What interceded was Marshall’s ability to filter out any input from God, fate, or the universe. Marshall remained fixated on a specific sale’s price of the Victorian.  When the appraisal finally came in lower, he refused to budge.  He insisted the appraiser was wrong. Marshall killed the deal before we needed to.  Because of this, Marshall never saw that his actions had already killed the deal.  By standing firm and narrow on an “acceptable price” life obliged Marshall and Marshall remained oblivious and unchanged.

On our side we had thousands of dollars and weeks of effort invested into the Victorian.  None of it was immediately recoverable.  Yet all our efforts will help Marshall sell the property to another perspective buyer.  So for him, The Secret worked.  For us, by sticking to the ridged outcome of purchasing this Victorian, The Secret failed.  However, we learned that our ego was slightly off the mark.  We had failed to recognize the “bumps” as a “curve” and paid a consequence. Further I believe only our receptiveness to this failure that transformed the consequence into an expensive training exercise.

Reflecting on this now, I now understand that Sarah was right. But I also can see its context as part of a bigger picture.  Marshall saw the deal as a bump in the road. He did not reflect on his part in the situation, but remained grounded in the desires of his narrow-minded ego.  As a result, he is one step closer to his goal of selling the house.  Also as a result he missed the opportunity to assess what happened and take responsibility for his own feelings, thoughts, and actions and make a life course correction.  Most importantly he failed to sell the house.

What Sarah and Marshall do not seem to understand is the consequences of exclusive conformance to The Secret.  Sometimes the “bumps” in the road are actually “curves” in your life’s path.  Marshall has come dangerously close to the edge as we will place another lean on his Victorian.  Without this sale, his property taxes will slip further behind.  If you solely follow The Secret, you will win every battle, but eventually lose the war.

The ultimate secret of The Secret is that it is right. Life does assert what you emotionally believe and feel, not what you mentally think and plan. This truth applies to philosophy of The Secret itself.  So ironically, when The Secret limits life to the will and perspective of the ego, life hears the distrust in fate, God, and the universe.  As a result all the problems ignored and delayed continue to snowball until either life ends and the lessons are lost or life’s lessons are boiled down and presented in one catastrophic event.  It is the karmic equivalent of a Ponzi scheme with similar results.  In the end, life does assert the mistrust that The Secret places in life upon the practitioner.

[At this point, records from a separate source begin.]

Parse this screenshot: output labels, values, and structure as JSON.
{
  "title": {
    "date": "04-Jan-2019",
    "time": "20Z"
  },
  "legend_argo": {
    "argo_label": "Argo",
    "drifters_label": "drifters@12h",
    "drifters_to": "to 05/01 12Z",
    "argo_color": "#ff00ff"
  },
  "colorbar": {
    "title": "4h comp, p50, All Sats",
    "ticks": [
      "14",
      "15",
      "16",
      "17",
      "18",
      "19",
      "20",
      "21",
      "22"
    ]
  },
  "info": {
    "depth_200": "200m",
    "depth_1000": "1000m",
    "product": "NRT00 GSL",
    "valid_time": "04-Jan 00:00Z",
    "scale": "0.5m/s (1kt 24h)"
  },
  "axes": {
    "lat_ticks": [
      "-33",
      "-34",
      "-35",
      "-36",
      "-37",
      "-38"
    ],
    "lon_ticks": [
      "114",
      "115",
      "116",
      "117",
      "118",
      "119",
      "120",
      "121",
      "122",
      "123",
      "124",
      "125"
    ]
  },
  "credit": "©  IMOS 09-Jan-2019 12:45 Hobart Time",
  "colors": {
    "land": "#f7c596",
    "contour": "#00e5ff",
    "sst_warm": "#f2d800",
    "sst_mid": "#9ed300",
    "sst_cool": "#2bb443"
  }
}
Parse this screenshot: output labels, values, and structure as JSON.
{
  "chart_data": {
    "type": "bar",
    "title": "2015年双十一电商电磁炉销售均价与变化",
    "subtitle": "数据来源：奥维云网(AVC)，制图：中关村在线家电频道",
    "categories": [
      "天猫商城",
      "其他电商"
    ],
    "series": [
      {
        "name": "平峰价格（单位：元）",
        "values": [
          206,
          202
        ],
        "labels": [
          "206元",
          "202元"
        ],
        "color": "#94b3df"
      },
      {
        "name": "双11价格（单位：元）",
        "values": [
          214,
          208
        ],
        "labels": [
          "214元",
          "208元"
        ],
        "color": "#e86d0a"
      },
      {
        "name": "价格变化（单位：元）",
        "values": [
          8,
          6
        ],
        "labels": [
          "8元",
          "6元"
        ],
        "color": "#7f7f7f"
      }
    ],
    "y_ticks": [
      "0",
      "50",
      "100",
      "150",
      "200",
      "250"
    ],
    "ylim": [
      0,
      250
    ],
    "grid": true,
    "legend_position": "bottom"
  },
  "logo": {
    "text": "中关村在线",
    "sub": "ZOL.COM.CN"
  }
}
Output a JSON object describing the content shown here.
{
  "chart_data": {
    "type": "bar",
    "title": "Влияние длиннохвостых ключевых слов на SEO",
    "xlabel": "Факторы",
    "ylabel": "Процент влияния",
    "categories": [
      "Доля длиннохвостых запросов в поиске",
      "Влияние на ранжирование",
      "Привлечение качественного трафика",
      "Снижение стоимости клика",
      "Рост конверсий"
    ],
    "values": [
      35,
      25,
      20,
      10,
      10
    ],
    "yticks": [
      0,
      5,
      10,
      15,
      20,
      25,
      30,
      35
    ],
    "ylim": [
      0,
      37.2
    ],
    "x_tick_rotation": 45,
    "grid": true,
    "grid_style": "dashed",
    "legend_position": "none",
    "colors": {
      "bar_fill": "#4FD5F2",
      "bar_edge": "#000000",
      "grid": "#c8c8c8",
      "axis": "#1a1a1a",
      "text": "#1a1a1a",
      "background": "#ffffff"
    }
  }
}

This is a similar problem that plagues the philosophy adopted by western medicine – a basic mistrust of the body.  So while western medicine is highly effective where the body fails itself: broken bones, heart attack, and late stage cancer, it is much less effective in treatment of chronic, long term illness. In these cases, a philosophy of trusting and supporting the body is much more effective such as proper: diet, exercise, and common sense.  Similarly, The Secret is a drastic, non-trusting tool which works extremely well for circumventing fate.  However, it is not a good tool for overall life governance, nor for the fine tuning as your destination draws near.  For these it is better to adopt a philosophy that incorporate a trust in fate, God, and the greater Universe.

So in conclusion, like all philosophies, The Secret is incredibly beneficial, but only if the words above the Oracle of Delphi are applied – “Know Thyself.  Nothing in excess.”  Above all, ignore its marketing claims that it has a monopoly on truth. It is just another business tool, no greater nor lessor than any other.